Our study might indicate areas to search for the underlying mechanism. There was a suggestive evidence that the estimated joint effect of poor dental health or never tooth brushing and gastric atrophy together was larger than the sum of their effects alone, which is in favour of the hypothesis of the bacterial overgrowth in atrophic stomach and low-hygiene periodontal mucosa (Meurman and Bascones-Martinez, 2011). Endogenous formation of nitrosamines in the oral cavity of those with poor oral hygiene is eightfold higher than that in those with good oral hygiene (Nair ). Upstream microbial community members from the oral mucosa and oesophagus have the potential to translocate to the stomach, and they might act as reservoirs for recolonisation. Gastric microbiota shows considerable overlap with oral microbiota (Bik ), however, the mechanism of these two bacterial environment in OSCC carcinogenesis could be different. Our statistical inference on the presence of interaction between poor oral hygiene and gastric atrophy has less precision than the main finding of the study because of the modest sample size. The observed interaction might be due to other mechanisms, as tooth loss may be an indicator of a less healthy life style. However, we did not detect association between education as a socioeconomic status indicator and DMFT in our data. Also, low DMFT could be a marker for distinct diet because of reduced masticatory ability, hence, the detected association might be due to residual confounding.

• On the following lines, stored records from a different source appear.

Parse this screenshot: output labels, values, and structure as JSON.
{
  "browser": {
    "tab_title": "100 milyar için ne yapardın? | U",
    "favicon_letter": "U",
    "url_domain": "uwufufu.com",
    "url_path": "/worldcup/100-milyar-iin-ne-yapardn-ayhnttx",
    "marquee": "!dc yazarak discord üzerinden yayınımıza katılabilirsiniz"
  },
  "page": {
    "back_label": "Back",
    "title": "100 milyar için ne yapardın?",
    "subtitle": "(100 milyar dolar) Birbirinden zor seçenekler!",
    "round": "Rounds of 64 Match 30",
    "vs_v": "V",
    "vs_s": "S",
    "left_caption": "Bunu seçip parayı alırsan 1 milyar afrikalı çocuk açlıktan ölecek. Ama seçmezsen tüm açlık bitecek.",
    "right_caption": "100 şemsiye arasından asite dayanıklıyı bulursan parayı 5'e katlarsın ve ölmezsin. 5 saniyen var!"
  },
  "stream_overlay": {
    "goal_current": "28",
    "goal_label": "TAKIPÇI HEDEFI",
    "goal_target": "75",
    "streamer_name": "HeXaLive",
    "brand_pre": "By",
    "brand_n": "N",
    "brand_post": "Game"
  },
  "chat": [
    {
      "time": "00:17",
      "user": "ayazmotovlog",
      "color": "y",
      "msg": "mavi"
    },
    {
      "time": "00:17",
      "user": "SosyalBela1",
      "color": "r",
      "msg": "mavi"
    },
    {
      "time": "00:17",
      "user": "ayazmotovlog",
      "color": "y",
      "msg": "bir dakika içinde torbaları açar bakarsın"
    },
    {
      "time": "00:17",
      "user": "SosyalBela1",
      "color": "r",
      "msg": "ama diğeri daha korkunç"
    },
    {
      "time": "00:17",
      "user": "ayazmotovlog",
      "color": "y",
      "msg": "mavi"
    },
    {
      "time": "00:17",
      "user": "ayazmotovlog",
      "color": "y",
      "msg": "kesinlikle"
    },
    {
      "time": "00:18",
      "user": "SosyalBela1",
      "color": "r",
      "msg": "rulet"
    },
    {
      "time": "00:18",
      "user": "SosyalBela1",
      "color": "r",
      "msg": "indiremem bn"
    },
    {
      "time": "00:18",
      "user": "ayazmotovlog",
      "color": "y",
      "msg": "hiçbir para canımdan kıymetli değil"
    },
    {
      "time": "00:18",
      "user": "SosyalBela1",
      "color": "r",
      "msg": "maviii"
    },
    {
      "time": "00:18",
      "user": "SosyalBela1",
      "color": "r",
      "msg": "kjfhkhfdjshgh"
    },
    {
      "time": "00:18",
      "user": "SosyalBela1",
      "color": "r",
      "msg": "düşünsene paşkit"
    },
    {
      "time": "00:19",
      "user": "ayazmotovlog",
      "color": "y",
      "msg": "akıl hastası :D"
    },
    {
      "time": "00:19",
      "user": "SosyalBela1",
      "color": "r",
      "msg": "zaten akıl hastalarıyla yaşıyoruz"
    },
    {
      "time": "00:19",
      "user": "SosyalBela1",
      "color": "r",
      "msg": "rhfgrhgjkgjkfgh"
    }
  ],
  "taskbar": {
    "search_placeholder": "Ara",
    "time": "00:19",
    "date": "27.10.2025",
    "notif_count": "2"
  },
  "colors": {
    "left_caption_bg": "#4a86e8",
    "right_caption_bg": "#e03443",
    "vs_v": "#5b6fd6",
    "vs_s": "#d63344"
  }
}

This study was a population-based study, matching improved statistical efficiency, and sample size was the largest among the studies so far published. Markers of the main exposure and confounders were validated and extensive information on cofounders was available.

In conclusion, our population-based case–control study confirms that gastric atrophy is a risk factor for OSCC in high-risk area of northern Iran. Excluding nonatrophic pangastritis through stratifying by PGII level decreases the possibility of PGI misclassification due to cancer-induced inflammation. Gastric atrophy and poor oral hygiene may act synergistically in increasing the risk of OSCC.